Jocelyn's blue eyes lit up with excitement as she replied, "If I were to train you, then you must owe allegiance to my coven. It is the same promise every coven offers."
She was telling the truth, and Claire knew that. But she could not help but think that there had to be something that the old woman was leaving out; a witch's allegiance to a coven was not as strong as any other bond within the supernatural world. It was more of a familial oath than anything else. There were far more binding contracts that could be signed.
Before Claire could speak, she heard a low, loud snarl followed by a high-pitch whine.
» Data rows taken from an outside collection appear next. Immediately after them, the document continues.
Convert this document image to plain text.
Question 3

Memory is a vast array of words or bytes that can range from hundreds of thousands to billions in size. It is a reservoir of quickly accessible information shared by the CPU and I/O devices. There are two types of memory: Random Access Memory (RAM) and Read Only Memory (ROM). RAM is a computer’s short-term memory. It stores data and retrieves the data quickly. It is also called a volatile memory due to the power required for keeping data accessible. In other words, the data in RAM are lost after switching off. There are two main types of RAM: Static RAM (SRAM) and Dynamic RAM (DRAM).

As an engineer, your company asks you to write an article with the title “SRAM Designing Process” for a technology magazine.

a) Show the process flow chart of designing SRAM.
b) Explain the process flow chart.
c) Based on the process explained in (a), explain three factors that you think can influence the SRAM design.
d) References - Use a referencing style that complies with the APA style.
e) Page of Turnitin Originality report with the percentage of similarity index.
For some reason, the sound shook her to her core, and she jumped to her feet. "What is that?!"
Jocelyn waved her hand, brushing off the noise. She wanted to continue negotiations with the hybrid. But Claire was no longer listening to her grandmother, instead trying to confirm what something deep within her knew; it was that wolf, Colin.
Claire got the confirmation first from his scent down the hall, and then moments later when his limp, nearly-naked body was brought in by three witches, two men and an older woman. They tossed him into a cell on the other side of the room, which Claire had not even noticed existed. He groaned and turned his head as he hit the ground, but made no other movement.
Seeing him like that hurt Claire deeply, though she did not understand why. Panic took over as she ran to the side of her cage. She saw the gentle rise and fall of his chest and sighed in relief.
Jocelyn, Robert, and the other witches left the room when they realized that Claire would not respond to them. She only watched the wolf breathe, waiting for him to come to. She needed to make sure he was alright. Staring at the wolf, she whispered to herself, "What are you, Colin?"